D’un tratto mi ha preso la strana curiosità di girare la testa per vedere dove stavo andando. Era un’ultima bravata dell’intelligenza. Ma il corpo non ha voluto saperne; la mia nuca s’è paralizzata, quasi morta anzitempo.
Scorsi a sinistra, oltre il fiume, una delle due torri di Notre-Dame che , vista da quel punto, nasconde l’altra. Era la torre con la bandiera. Zeppa di gente, che doveva veder bene.
E la carretta andava, andava, e i negozi passavano, e le insegne si succedevano, scritte, dipinte, dorate, mentre la gentaglia rideva e scalpitava nel fango, e io mi lasciavo portare come un addormentato che s’affida ai sogni.
Ma allo svoltare di una piazza, la serie di negozi che mi sfilava davanti s’è interrotta; il grido della folla s’è fatto più vasto, più stridulo, e ancor più gioioso; di colpo la carretta s’è fermata, e io per poco non sono caduto con la faccia in giù sulle assi del piancito. Il prete mi ha sorretto. «Coraggio!» ha mormorato. – Allora hanno portato una scala sul retro della carretta; il prete mi ha dato il braccio, sono sceso, ho fatto un passo, poi mi sono girato per farne un altro, e non ci sono riuscito. Tra i due lampioni dal quai ho visto come una cosa sinistra.
Sì, era vera!
Mi sono fermato, come se già vacillassi sotto il colpo.
«Ho un’ultima dichiarazione da fare!»ho gridato debolmente.
Mi hanno fatto salire qui.
Ho chiesto che mi lasciassero scrivere le ultime volontà. Mi hanno slegato le mani, ma la corda è pronta qui vicino, e il resto è giù.
Un giudice, un commissario, un magistrato –ignoro a quale razza appartenga- è appena salito da me.
Gli ho chiesto la grazia a mani giunte, trascinandomi sulle ginocchia. Mi ha risposto con un tragico sorriso se quello era tutto ciò che avessi da dirgli.
«La grazia! La grazia!» ho ripetuto «o per pietà, cinque minuti ancora!»
Chissà, arriverà forse! E’ tremendo morire così alla mia età! Di grazie che arrivano all’ultimo momento, se ne son viste spesso. E a chi se non a me, signore, si deve dar la grazia?
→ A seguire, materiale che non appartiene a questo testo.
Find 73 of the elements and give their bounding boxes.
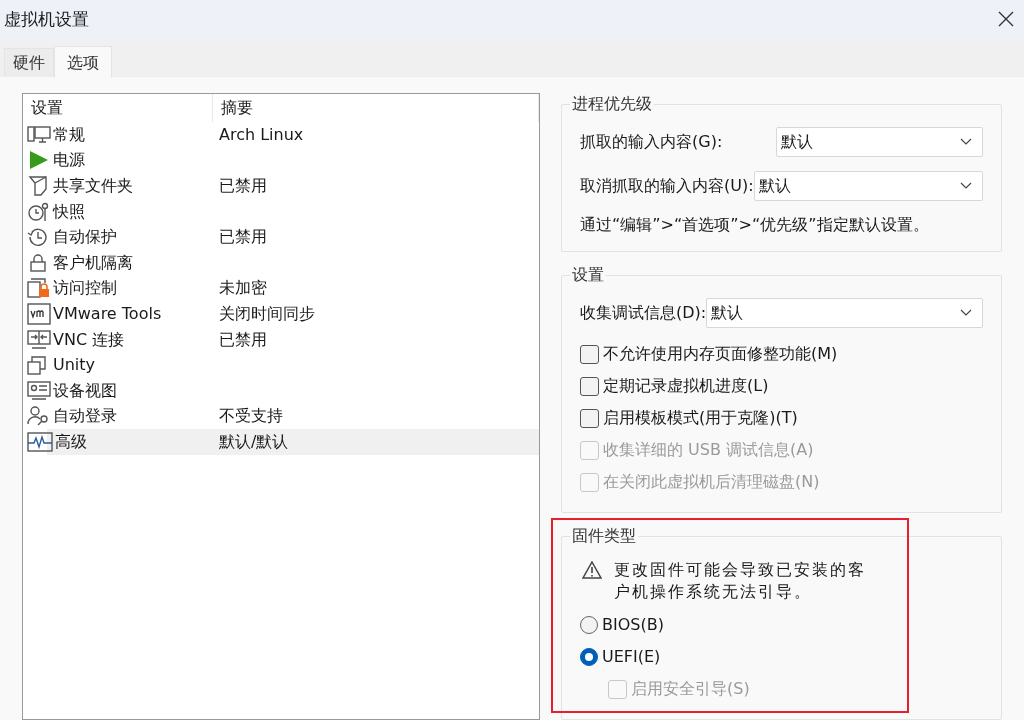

Dannato boia! S’è avvicinato al giudice per dirgli che l’esecuzione va fatta a una cert’ora, che l’ora si avvicina, che il responsabile è lui, e che tra l’altro piove e c’è il rischio della ruggine.
«Sì, per pietà! Un minuto per attendere la grazia! altrimenti mi difendo! mordo!»
Il giudice e il boia sono usciti. Sono solo. – Solo con due guardie.
Oh! L’immondo popolo con le sue grida di iena! – E se non riuscissi a sfuggire? se non mi salveranno? se la mia grazia?... Impossibile che non mi diano la grazia!
Ah, miserabili! Mi sembra che salgano la scala… LE QUATTRO.”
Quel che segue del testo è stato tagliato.